Mortality recalled by a co-worker's death
This summer I read a book by Stephen Puleo entitled ''Dark Tide,'' providing an historical account of "The Great Boston Molasses Flood of 1919." On a cold winter afternoon in the city's North End neighborhood, over two million gallons of molasses suddenly burst from a five-story high tank, quickly engulfing nearby crowded streets and causing forty deaths and many life-altering injuries, as well as severely damaging numerous buildings. Puleo skillfully describes the disaster from its genesis to its aftermath, taking the reader back to an industrial tragedy that today is remembered largely as if it were just a curious fable. Not long after finishing the chapter in Puleo's book that recounted the instant the molasses unexpectedly spilled through, followed by an onslaught shocking in its rapidity and stunning in its devastation, I experienced with others a loss almost as swift and just as tragic. A co-worker had died, the victim of a fast-acting cancer that was not detected until mere days before the end.
A month before his death, when asked how his meeting of state Catholic Conference directors in San Francisco went, our Executive Director Ed Saunders told me and the other staff members of the Massachusetts Catholic Conference, Kathy Magno and Kathy Davis, that he felt "lousy" during the entire trip. A persistent cough suggested that he had a cold or infection, and we kidded him about not giving the germ to us.
Two weeks later, Ed went into the hospital at his doctor's command. A week after that, while Ed was in the midst of many medical tests, the MCC staff visited him. When we arrived, he was conversing with a high school classmate and long-time friend Father Jim Shaughnessy, a chaplain at the hospital who quietly left and graciously returned with more chairs to seat us.
Kathy Magno had brought Ed a reproduction of an old painting of the Sacred Heart of Jesus, created by a computer program in a way that incorporated many smaller pictures of Jesus to form the larger picture, a twenty-first century digital mosaic. It was blessed after noon Mass at Saint Joseph's in the West End, near our office. Ed was intrigued by the composition and, as we were told after his death in Father Shaughnessy's funeral sermon, he would point out the picture to anyone who came to his bedside.
A week later, on a Friday morning, we received a call at the office, informing us that Ed was dying. That night, in the early minutes of the next calendar day, he passed away. We learned later that he was advised of death's impendency only a day or so beforehand, had made his peace with God and, prepared for the end, had received the last sacraments.
The suddenness of Ed's death of course has shocked everyone who knew him or about him. For us in the office, the experience was rendered more acute in that so many of our daily working hours were spent in Ed's presence. It is one thing to lose a family member or friend that you see perhaps on the weekend; it is another thing altogether, especially in a small office, to lose a co-worker.
Close up, as a co-worker, I saw that Ed had many gifts which have been only partly acknowledged in his obituaries and in recollections among his family and friends. For example, early in Ed's tenure at the MCC, I had to attend to my wife Elaine's hospitalization and care, and Ed was generous in his understanding allowance for my frequent exits. In addition, the MCC staff became familiar with Ed's phone calls with his Aunt Agnes.

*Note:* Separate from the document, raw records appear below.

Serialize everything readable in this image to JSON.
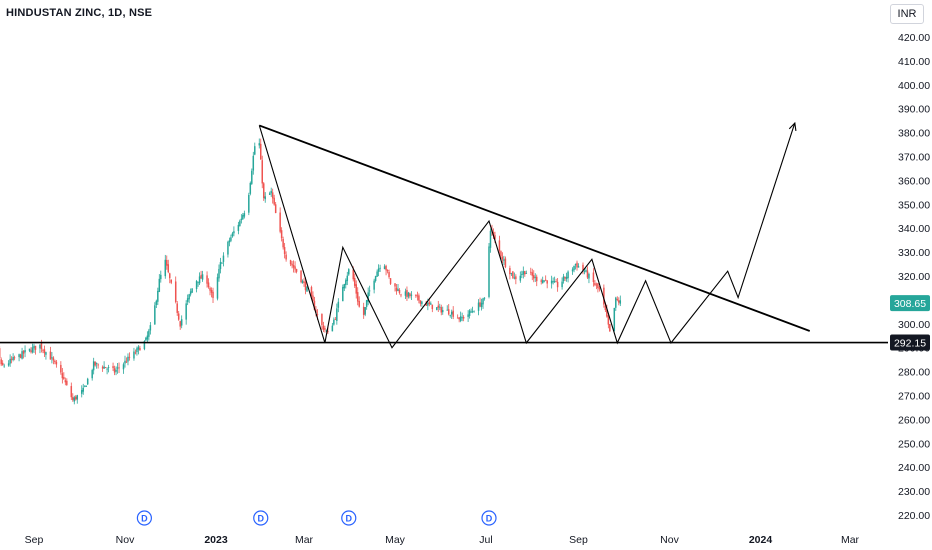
{
  "header": {
    "title": "HINDUSTAN ZINC, 1D, NSE",
    "currency": "INR"
  },
  "colors": {
    "up": "#26a69a",
    "down": "#ef5350",
    "drawing": "#000000",
    "last_price_tag": "#26a69a",
    "level_tag": "#131722",
    "dividend": "#2962ff"
  },
  "chart_data": {
    "type": "candlestick",
    "symbol": "HINDUSTAN ZINC",
    "interval": "1D",
    "exchange": "NSE",
    "ylim": [
      215,
      425
    ],
    "y_ticks": [
      220,
      230,
      240,
      250,
      260,
      270,
      280,
      290,
      300,
      310,
      320,
      330,
      340,
      350,
      360,
      370,
      380,
      390,
      400,
      410,
      420
    ],
    "x_ticks": [
      "Sep",
      "Nov",
      "2023",
      "Mar",
      "May",
      "Jul",
      "Sep",
      "Nov",
      "2024",
      "Mar"
    ],
    "x_tick_dates": [
      "2022-09-01",
      "2022-11-01",
      "2023-01-01",
      "2023-03-01",
      "2023-05-01",
      "2023-07-01",
      "2023-09-01",
      "2023-11-01",
      "2024-01-01",
      "2024-03-01"
    ],
    "last_price": "308.65",
    "horizontal_level": "292.15",
    "dividend_marker": "D",
    "dividend_dates": [
      "2022-11-14",
      "2023-01-31",
      "2023-03-31",
      "2023-07-03"
    ],
    "price_path": [
      [
        "2022-07-25",
        272
      ],
      [
        "2022-08-01",
        278
      ],
      [
        "2022-08-05",
        300
      ],
      [
        "2022-08-10",
        282
      ],
      [
        "2022-08-18",
        285
      ],
      [
        "2022-08-26",
        288
      ],
      [
        "2022-09-05",
        291
      ],
      [
        "2022-09-12",
        286
      ],
      [
        "2022-09-20",
        278
      ],
      [
        "2022-09-27",
        268
      ],
      [
        "2022-10-04",
        272
      ],
      [
        "2022-10-11",
        283
      ],
      [
        "2022-10-18",
        282
      ],
      [
        "2022-10-25",
        280
      ],
      [
        "2022-11-01",
        284
      ],
      [
        "2022-11-08",
        288
      ],
      [
        "2022-11-15",
        293
      ],
      [
        "2022-11-19",
        300
      ],
      [
        "2022-11-24",
        318
      ],
      [
        "2022-11-28",
        326
      ],
      [
        "2022-12-02",
        316
      ],
      [
        "2022-12-08",
        300
      ],
      [
        "2022-12-13",
        310
      ],
      [
        "2022-12-18",
        318
      ],
      [
        "2022-12-25",
        320
      ],
      [
        "2022-12-30",
        310
      ],
      [
        "2023-01-04",
        325
      ],
      [
        "2023-01-10",
        335
      ],
      [
        "2023-01-17",
        343
      ],
      [
        "2023-01-22",
        350
      ],
      [
        "2023-01-26",
        370
      ],
      [
        "2023-01-29",
        383
      ],
      [
        "2023-02-02",
        352
      ],
      [
        "2023-02-07",
        355
      ],
      [
        "2023-02-12",
        340
      ],
      [
        "2023-02-17",
        328
      ],
      [
        "2023-02-24",
        322
      ],
      [
        "2023-03-05",
        312
      ],
      [
        "2023-03-12",
        300
      ],
      [
        "2023-03-17",
        296
      ],
      [
        "2023-03-22",
        303
      ],
      [
        "2023-03-27",
        316
      ],
      [
        "2023-04-01",
        324
      ],
      [
        "2023-04-05",
        313
      ],
      [
        "2023-04-09",
        301
      ],
      [
        "2023-04-13",
        312
      ],
      [
        "2023-04-18",
        321
      ],
      [
        "2023-04-23",
        327
      ],
      [
        "2023-04-28",
        317
      ],
      [
        "2023-05-05",
        313
      ],
      [
        "2023-05-14",
        311
      ],
      [
        "2023-05-23",
        308
      ],
      [
        "2023-05-31",
        306
      ],
      [
        "2023-06-07",
        305
      ],
      [
        "2023-06-14",
        302
      ],
      [
        "2023-06-21",
        305
      ],
      [
        "2023-06-30",
        310
      ],
      [
        "2023-07-04",
        340
      ],
      [
        "2023-07-08",
        333
      ],
      [
        "2023-07-14",
        325
      ],
      [
        "2023-07-20",
        319
      ],
      [
        "2023-07-27",
        322
      ],
      [
        "2023-08-03",
        319
      ],
      [
        "2023-08-11",
        318
      ],
      [
        "2023-08-18",
        316
      ],
      [
        "2023-08-24",
        320
      ],
      [
        "2023-08-30",
        325
      ],
      [
        "2023-09-05",
        322
      ],
      [
        "2023-09-10",
        318
      ],
      [
        "2023-09-15",
        314
      ],
      [
        "2023-09-19",
        305
      ],
      [
        "2023-09-22",
        296
      ],
      [
        "2023-09-26",
        310
      ],
      [
        "2023-09-29",
        309
      ]
    ],
    "drawings": {
      "descending_trendline": [
        [
          "2023-01-30",
          383
        ],
        [
          "2024-02-03",
          297
        ]
      ],
      "support_line": 292.15,
      "zigzag_path": [
        [
          "2023-01-30",
          383
        ],
        [
          "2023-03-15",
          292
        ],
        [
          "2023-03-27",
          332
        ],
        [
          "2023-04-29",
          290
        ],
        [
          "2023-07-03",
          343
        ],
        [
          "2023-07-28",
          292
        ],
        [
          "2023-09-10",
          327
        ],
        [
          "2023-09-27",
          292
        ],
        [
          "2023-10-16",
          318
        ],
        [
          "2023-11-02",
          292
        ],
        [
          "2023-12-10",
          322
        ],
        [
          "2023-12-17",
          311
        ],
        [
          "2024-01-24",
          384
        ]
      ],
      "arrow_end": [
        "2024-01-24",
        384
      ]
    }
  }
}
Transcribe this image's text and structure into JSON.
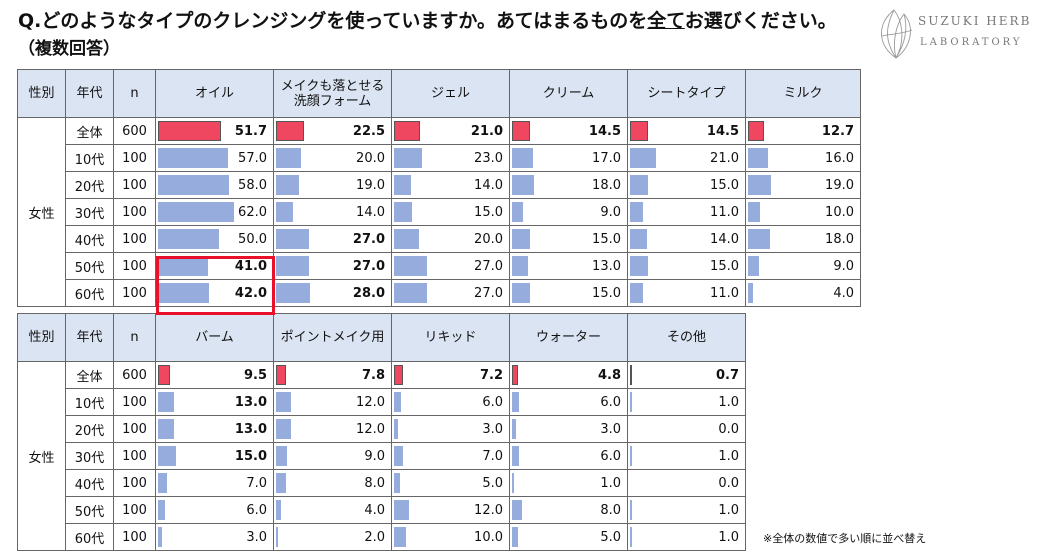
{
  "question": {
    "prefix": "Q.どのようなタイプのクレンジングを使っていますか。あてはまるものを",
    "emph": "全て",
    "suffix": "お選びください。",
    "sub": "（複数回答）"
  },
  "logo": {
    "line1": "SUZUKI HERB",
    "line2": "LABORATORY"
  },
  "headers": {
    "gender": "性別",
    "age": "年代",
    "n": "n"
  },
  "gender_label": "女性",
  "ages": [
    "全体",
    "10代",
    "20代",
    "30代",
    "40代",
    "50代",
    "60代"
  ],
  "ns": [
    "600",
    "100",
    "100",
    "100",
    "100",
    "100",
    "100"
  ],
  "note": "※全体の数値で多い順に並べ替え",
  "colors": {
    "total_bar": "#ef4760",
    "age_bar": "#96acdc",
    "header_bg": "#dbe4f2",
    "highlight": "#e8102a"
  },
  "chart_data": {
    "type": "table",
    "unit": "%",
    "rows": [
      "全体",
      "10代",
      "20代",
      "30代",
      "40代",
      "50代",
      "60代"
    ],
    "n": [
      600,
      100,
      100,
      100,
      100,
      100,
      100
    ],
    "max_value": 62,
    "tables": [
      {
        "categories": [
          "オイル",
          "メイクも落とせる洗顔フォーム",
          "ジェル",
          "クリーム",
          "シートタイプ",
          "ミルク"
        ],
        "category_lines": [
          [
            "オイル"
          ],
          [
            "メイクも落とせる",
            "洗顔フォーム"
          ],
          [
            "ジェル"
          ],
          [
            "クリーム"
          ],
          [
            "シートタイプ"
          ],
          [
            "ミルク"
          ]
        ],
        "values": [
          [
            51.7,
            22.5,
            21.0,
            14.5,
            14.5,
            12.7
          ],
          [
            57.0,
            20.0,
            23.0,
            17.0,
            21.0,
            16.0
          ],
          [
            58.0,
            19.0,
            14.0,
            18.0,
            15.0,
            19.0
          ],
          [
            62.0,
            14.0,
            15.0,
            9.0,
            11.0,
            10.0
          ],
          [
            50.0,
            27.0,
            20.0,
            15.0,
            14.0,
            18.0
          ],
          [
            41.0,
            27.0,
            27.0,
            13.0,
            15.0,
            9.0
          ],
          [
            42.0,
            28.0,
            27.0,
            15.0,
            11.0,
            4.0
          ]
        ],
        "bold": [
          [
            true,
            true,
            true,
            true,
            true,
            true
          ],
          [
            false,
            false,
            false,
            false,
            false,
            false
          ],
          [
            false,
            false,
            false,
            false,
            false,
            false
          ],
          [
            false,
            false,
            false,
            false,
            false,
            false
          ],
          [
            false,
            true,
            false,
            false,
            false,
            false
          ],
          [
            true,
            true,
            false,
            false,
            false,
            false
          ],
          [
            true,
            true,
            false,
            false,
            false,
            false
          ]
        ],
        "highlighted": {
          "category": "オイル",
          "rows": [
            "50代",
            "60代"
          ]
        }
      },
      {
        "categories": [
          "バーム",
          "ポイントメイク用",
          "リキッド",
          "ウォーター",
          "その他"
        ],
        "category_lines": [
          [
            "バーム"
          ],
          [
            "ポイントメイク用"
          ],
          [
            "リキッド"
          ],
          [
            "ウォーター"
          ],
          [
            "その他"
          ]
        ],
        "values": [
          [
            9.5,
            7.8,
            7.2,
            4.8,
            0.7
          ],
          [
            13.0,
            12.0,
            6.0,
            6.0,
            1.0
          ],
          [
            13.0,
            12.0,
            3.0,
            3.0,
            0.0
          ],
          [
            15.0,
            9.0,
            7.0,
            6.0,
            1.0
          ],
          [
            7.0,
            8.0,
            5.0,
            1.0,
            0.0
          ],
          [
            6.0,
            4.0,
            12.0,
            8.0,
            1.0
          ],
          [
            3.0,
            2.0,
            10.0,
            5.0,
            1.0
          ]
        ],
        "bold": [
          [
            true,
            true,
            true,
            true,
            true
          ],
          [
            true,
            false,
            false,
            false,
            false
          ],
          [
            true,
            false,
            false,
            false,
            false
          ],
          [
            true,
            false,
            false,
            false,
            false
          ],
          [
            false,
            false,
            false,
            false,
            false
          ],
          [
            false,
            false,
            false,
            false,
            false
          ],
          [
            false,
            false,
            false,
            false,
            false
          ]
        ]
      }
    ]
  }
}
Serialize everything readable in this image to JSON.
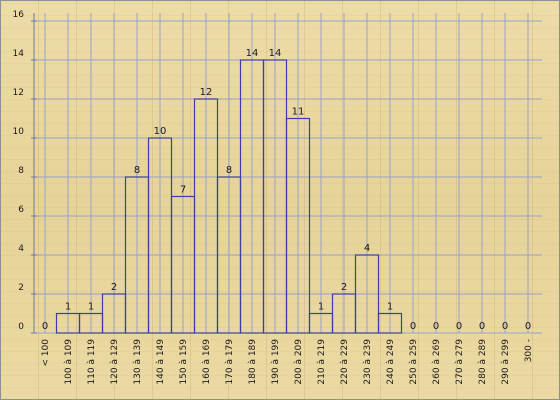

Ed would dial her morning and afternoon to check in on her. She is hard of hearing and we could hear Ed from his office reminding her in ever louder tones that it was time to turn on the television Mass or the Red Sox broadcast.
Both of Ed's parents had died young, and Aunt Agnes took Ed and his sister Ellen under her wing. In response to comments about how good Ed was to his aunt, he would reply that she always had been very good to him.
''Memento mori.'' ("Remember you will die too.") On Ash Wednesday as our foreheads are blessed with ashes we are told, "Remember man that you are dust, and to dust you shall return." In Sirach (chapter 7, verse 36 in the New American Bible), it is written, "In whatever you do, remember your last days, and you will never sin." Ed's death, surprising in its speed and sobering in its utter disdain for relative youth, is a bracing reminder of our own mortality. Ed had the opportunity, as rushed as it was, to become ready when readiness really had to be reached. Are we prepared for our own transit?
Daniel Avila is the Associate Director for Policy and Research of the Massachusetts Catholic Conference.